Just one thing, I was running a 2s lipo while recording in home. Not sure if it has some impact besides how the ESC works, it shouldn't, right?
OK, that’s the same size motor kv that comes with the stock 3s version. When I first started running my Vorteks, the 18t stock pinion was just a bit much between the cogging and overheating, so I went down to a 16. Also, these things run decent on 2s, just have to give it more throttle.
 
Last edited:
I’m remembering the 18t pinion was great for wide open throttle runs…but I like to do slower technical stuff along with speed bashing. After I put in a smaller pinion I then installed a granite front shock tower, so I could run mojave 6s front shocks up front to match the same on the rear, typhon/big rock arms, TBone front bumper, old style Arrma rear wheelie bar, m2c 17mm adapters and Badlands MX28s.
 
Hey 👋

During a run my Vorteks started to sounds weird. The usual sound it makes is like continuous but not anymore. There are no noticeable drops in power.

I've checked diffs, pinion, mesh. Actually, both diffs are new, as changing bearings didn't change anything. Also every moving part is clean and oil was applied where needed. The only two things I didn't strip down are the engine and clutch. Could they be the reason for the way the car sounds?

The recording is not ideal but I think you can still identify the way the car sounds. I'll appreciate any tips on what can be the issue
Vorteks video
Yeah what you describe here is that you never removed the Power Module. That is always the first place to start/remove. Even regularly for maintenance reasons. Must be cleaned out etc. Collects dirt etc in this area normally.
The motor mount screws probably loosened and mesh is "Off", or even the Motor mount may have Bent. 2 very Common issues with the 4x4 line.
Use Blue Thread locker on the Motor mount screws when setting the mesh. Let cure for 24 hours before running the rig.
Replace the Motor mount if even slightly bent. Or you will be replacing the spur/ pinion often.
 
Yeah what you describe here is that you never removed the Power Module. That is always the first place to start/remove. Even regularly for maintenance reasons. Must be cleaned out etc. Collects dirt etc in this area normally.
The motor mount screws probably loosened and mesh is "Off", or even the Motor mount may have Bent. 2 very Common issues with the 4x4 line.
Use Blue Thread locker on the Motor mount screws when setting the mesh. Let cure for 24 hours before running the rig.
Replace the Motor mount if even slightly bent. Or you will be replacing the spur/ pinion often.
Maybe I was not clear, I didn't open the motor itself, like didn't open the bin in which it is, or split apart the clutch. But I do usually remove the power module after every off-road run, found it super difficult to remove it if a minimal amount of grit gets around the sliding bits.

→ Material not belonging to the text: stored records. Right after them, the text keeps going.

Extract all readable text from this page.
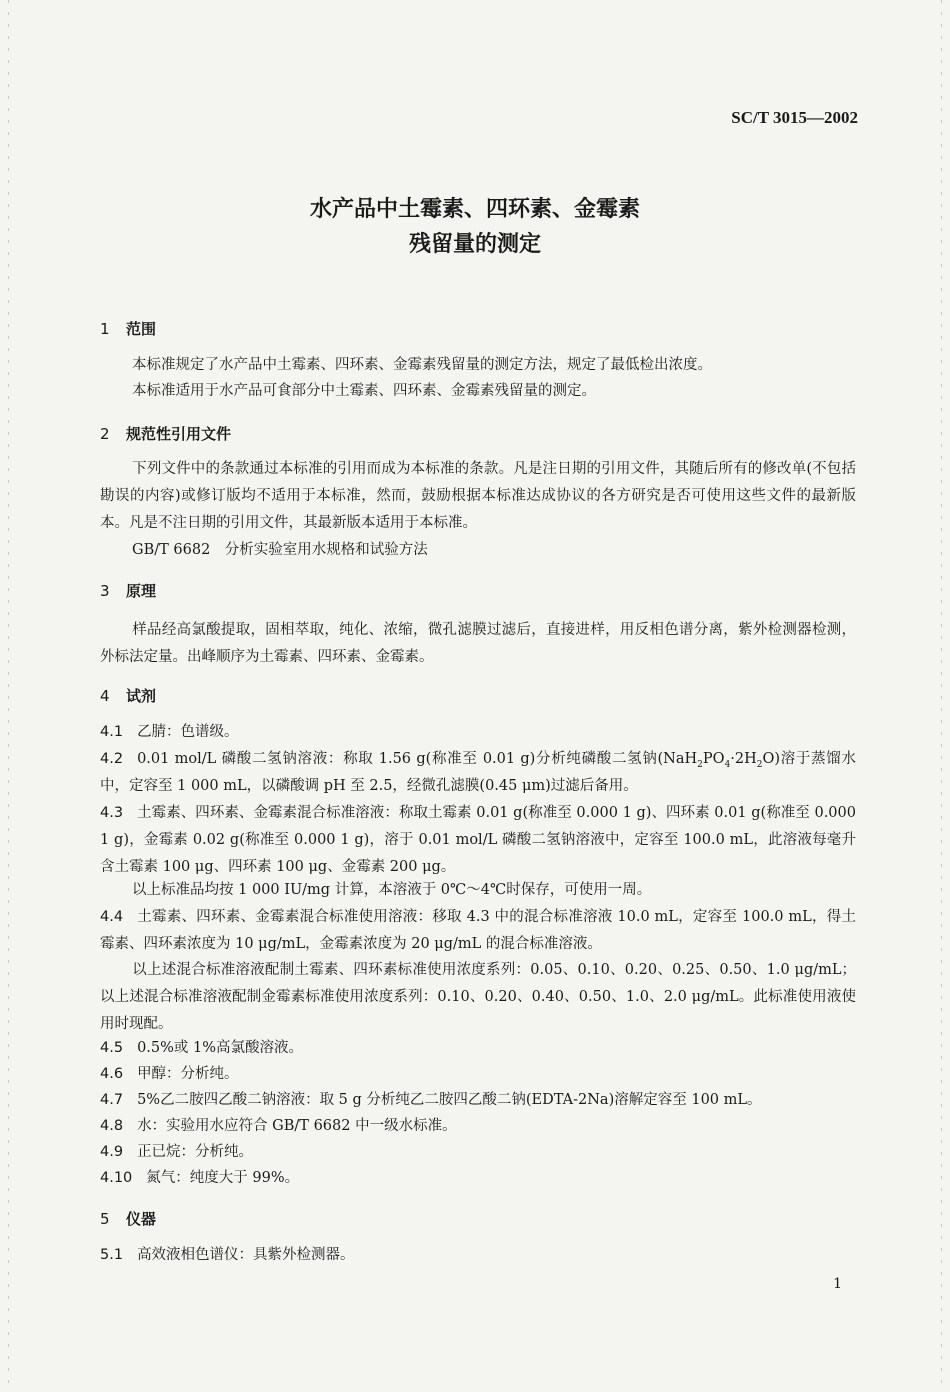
SC/T 3015—2002
水产品中土霉素、四环素、金霉素
残留量的测定
1 范围
本标准规定了水产品中土霉素、四环素、金霉素残留量的测定方法，规定了最低检出浓度。
本标准适用于水产品可食部分中土霉素、四环素、金霉素残留量的测定。
2 规范性引用文件
下列文件中的条款通过本标准的引用而成为本标准的条款。凡是注日期的引用文件，其随后所有的修改单(不包括勘误的内容)或修订版均不适用于本标准，然而，鼓励根据本标准达成协议的各方研究是否可使用这些文件的最新版本。凡是不注日期的引用文件，其最新版本适用于本标准。
GB/T 6682　分析实验室用水规格和试验方法
3 原理
样品经高氯酸提取，固相萃取，纯化、浓缩，微孔滤膜过滤后，直接进样，用反相色谱分离，紫外检测器检测，外标法定量。出峰顺序为土霉素、四环素、金霉素。
4 试剂
4.1 乙腈：色谱级。
4.2 0.01 mol/L 磷酸二氢钠溶液：称取 1.56 g(称准至 0.01 g)分析纯磷酸二氢钠$(NaH_2PO_4\cdot 2H_2O)$溶于蒸馏水中，定容至 1 000 mL，以磷酸调 pH 至 2.5，经微孔滤膜(0.45 μm)过滤后备用。
4.3 土霉素、四环素、金霉素混合标准溶液：称取土霉素 0.01 g(称准至 0.000 1 g)、四环素 0.01 g(称准至 0.000 1 g)，金霉素 0.02 g(称准至 0.000 1 g)，溶于 0.01 mol/L 磷酸二氢钠溶液中，定容至 100.0 mL，此溶液每毫升含土霉素 100 μg、四环素 100 μg、金霉素 200 μg。
以上标准品均按 1 000 IU/mg 计算，本溶液于 0℃～4℃时保存，可使用一周。
4.4 土霉素、四环素、金霉素混合标准使用溶液：移取 4.3 中的混合标准溶液 10.0 mL，定容至 100.0 mL，得土霉素、四环素浓度为 10 μg/mL，金霉素浓度为 20 μg/mL 的混合标准溶液。
以上述混合标准溶液配制土霉素、四环素标准使用浓度系列：0.05、0.10、0.20、0.25、0.50、1.0 μg/mL；以上述混合标准溶液配制金霉素标准使用浓度系列：0.10、0.20、0.40、0.50、1.0、2.0 μg/mL。此标准使用液使用时现配。
4.5 0.5%或 1%高氯酸溶液。
4.6 甲醇：分析纯。
4.7 5%乙二胺四乙酸二钠溶液：取 5 g 分析纯乙二胺四乙酸二钠(EDTA-2Na)溶解定容至 100 mL。
4.8 水：实验用水应符合 GB/T 6682 中一级水标准。
4.9 正已烷：分析纯。
4.10 氮气：纯度大于 99%。
5 仪器
5.1 高效液相色谱仪：具紫外检测器。
1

Once every 2-3 runs I open the power module and use a brush + a high pressure air cleaner to remove dust and check if visually the gear teeth seem to be in good shape. Last time, besides what I just described, before recording the videos, I also checked the metalic motor mounting plate cause I was sure i had bent it and this was causing the cyclic sound. To my surprise it was totally straight as I put it on the table.

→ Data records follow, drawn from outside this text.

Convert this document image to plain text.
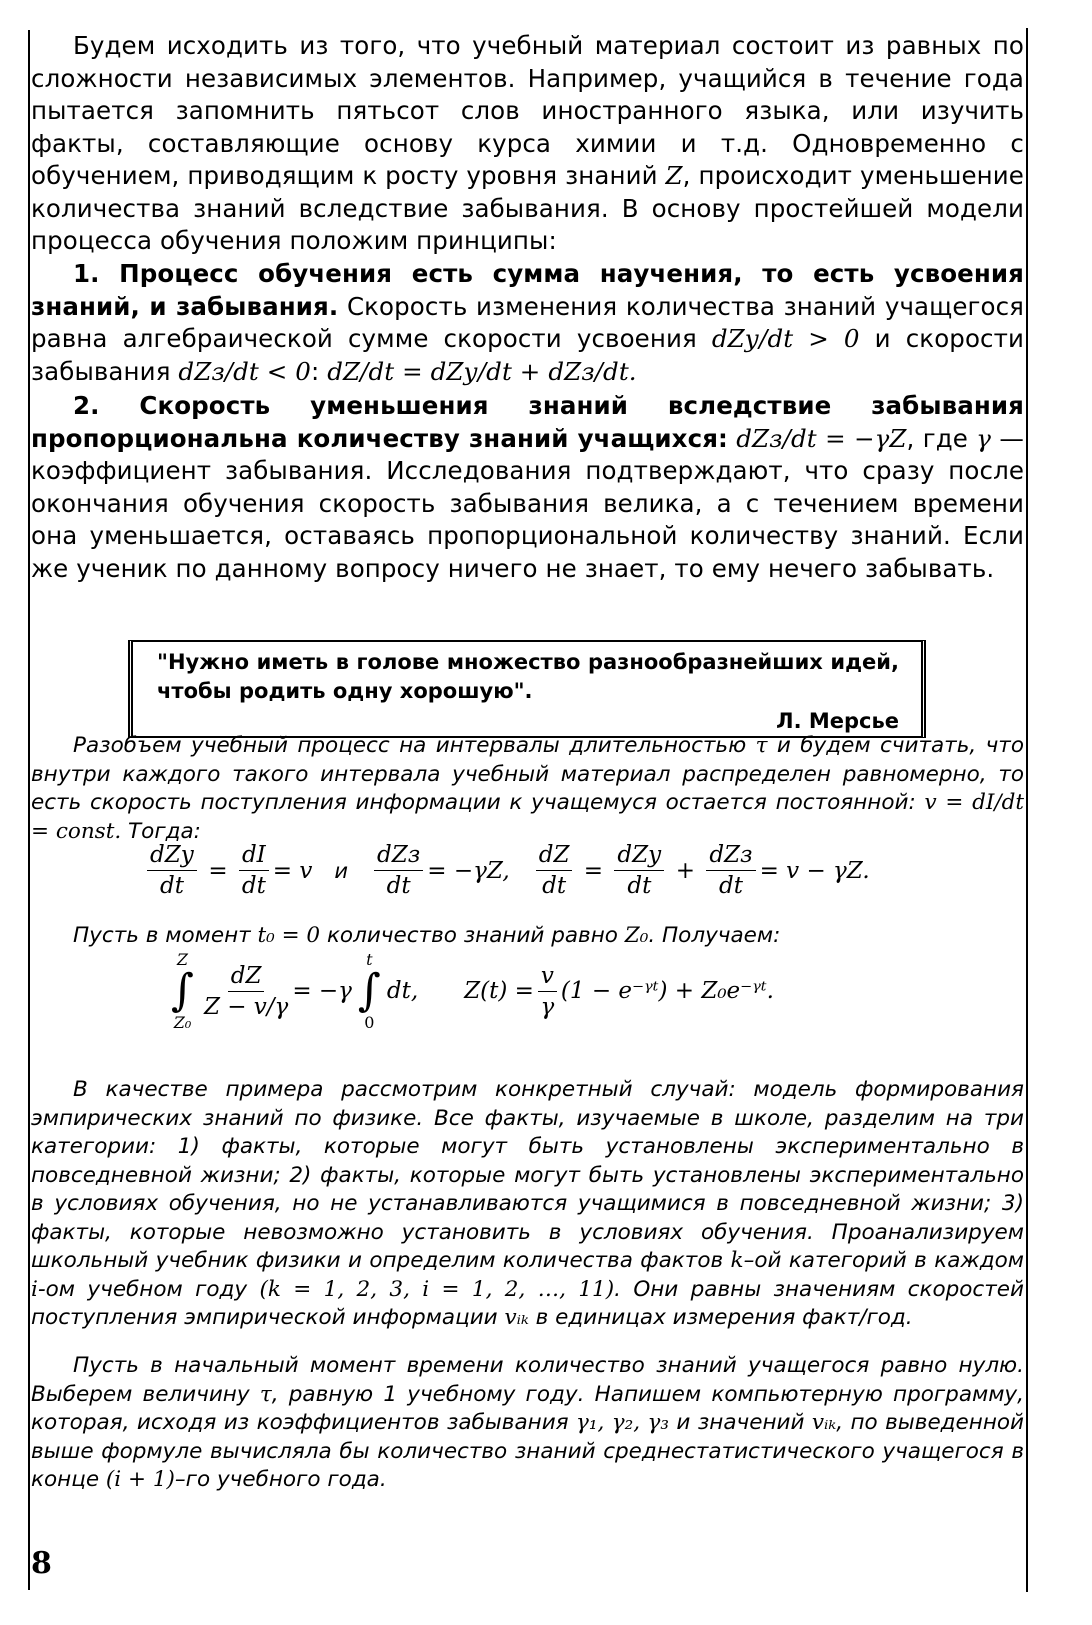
Будем исходить из того, что учебный материал состоит из равных по сложности независимых элементов. Например, учащийся в течение года пытается запомнить пятьсот слов иностранного языка, или изучить факты, составляющие основу курса химии и т.д. Одновременно с обучением, приводящим к росту уровня знаний Z, происходит уменьшение количества знаний вследствие забывания. В основу простейшей модели процесса обучения положим принципы:

1. Процесс обучения есть сумма научения, то есть усвоения знаний, и забывания. Скорость изменения количества знаний учащегося равна алгебраической сумме скорости усвоения dZу/dt > 0 и скорости забывания dZз/dt < 0: dZ/dt = dZу/dt + dZз/dt.

2. Скорость уменьшения знаний вследствие забывания пропорциональна количеству знаний учащихся: dZз/dt = −γZ, где γ — коэффициент забывания. Исследования подтверждают, что сразу после окончания обучения скорость забывания велика, а с течением времени она уменьшается, оставаясь пропорциональной количеству знаний. Если же ученик по данному вопросу ничего не знает, то ему нечего забывать.

"Нужно иметь в голове множество разнообразнейших идей, чтобы родить одну хорошую".
Л. Мерсье

Разобъем учебный процесс на интервалы длительностью τ и будем считать, что внутри каждого такого интервала учебный материал распределен равномерно, то есть скорость поступления информации к учащемуся остается постоянной: v = dI/dt = const. Тогда:

$\frac{\text{dZу}}{dt} = \frac{dI}{dt} = v$ и $\frac{\text{dZз}}{dt} = -\gamma Z$, $\frac{dZ}{dt} = \frac{\text{dZу}}{dt} + \frac{\text{dZз}}{dt} = v - \gamma Z$.

Пусть в момент t₀ = 0 количество знаний равно Z₀. Получаем:

Z
∫
Z₀
$\frac{dZ}{Z - v/\gamma} = -\gamma$
t
∫
0
dt, $Z(t) = \frac{v}{\gamma} (1$ − e⁻ᵞᵗ) + Z₀e⁻ᵞᵗ.

В качестве примера рассмотрим конкретный случай: модель формирования эмпирических знаний по физике. Все факты, изучаемые в школе, разделим на три категории: 1) факты, которые могут быть установлены экспериментально в повседневной жизни; 2) факты, которые могут быть установлены экспериментально в условиях обучения, но не устанавливаются учащимися в повседневной жизни; 3) факты, которые невозможно установить в условиях обучения. Проанализируем школьный учебник физики и определим количества фактов k–ой категорий в каждом i-ом учебном году (k = 1, 2, 3, i = 1, 2, …, 11). Они равны значениям скоростей поступления эмпирической информации vᵢₖ в единицах измерения факт/год.

Пусть в начальный момент времени количество знаний учащегося равно нулю. Выберем величину τ, равную 1 учебному году. Напишем компьютерную программу, которая, исходя из коэффициентов забывания γ₁, γ₂, γ₃ и значений vᵢₖ, по выведенной выше формуле вычисляла бы количество знаний среднестатистического учащегося в конце (i + 1)–го учебного года.

8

I'm not a mesh specialist but I regularly check the pinion and gear moving tooth by tooth and making sure they are not too tight or too lose, just with the amount of play I've seen knowledgeable people from the forum do when setting their cars.

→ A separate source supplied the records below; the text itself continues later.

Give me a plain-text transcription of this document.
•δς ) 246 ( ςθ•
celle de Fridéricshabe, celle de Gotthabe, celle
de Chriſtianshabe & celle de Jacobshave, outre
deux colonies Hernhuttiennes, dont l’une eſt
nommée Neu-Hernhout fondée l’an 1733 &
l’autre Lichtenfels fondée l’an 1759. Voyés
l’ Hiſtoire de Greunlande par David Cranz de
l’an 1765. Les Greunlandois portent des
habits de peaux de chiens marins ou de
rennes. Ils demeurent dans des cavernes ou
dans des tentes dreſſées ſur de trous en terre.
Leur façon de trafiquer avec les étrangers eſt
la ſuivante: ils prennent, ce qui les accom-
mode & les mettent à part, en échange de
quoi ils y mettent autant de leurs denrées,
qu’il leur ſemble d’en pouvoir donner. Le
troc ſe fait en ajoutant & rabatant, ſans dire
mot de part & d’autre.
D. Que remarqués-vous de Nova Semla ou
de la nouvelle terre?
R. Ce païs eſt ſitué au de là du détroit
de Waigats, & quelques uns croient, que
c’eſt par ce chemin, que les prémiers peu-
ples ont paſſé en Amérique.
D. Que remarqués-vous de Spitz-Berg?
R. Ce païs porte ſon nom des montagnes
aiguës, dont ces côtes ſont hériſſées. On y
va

Still, as @Velodromed proposed, i need to check the clutch what I've never done before 🙈
 
i need to check the clutch what I've never done before
It’s not that hard but is easily possible to damage it by overtightening the hub. There’s many different methods and the one I use is by feel. I tighten the clutch screw just to a very light point and then I’ll put everything together and test. If it screams it’s too loose if it rockets its tight, if it chirps then engages…that’s what I pretty much look for.
I like to clean the spurcase, check bearings and check the adjustments of the spur every 5-6 runs.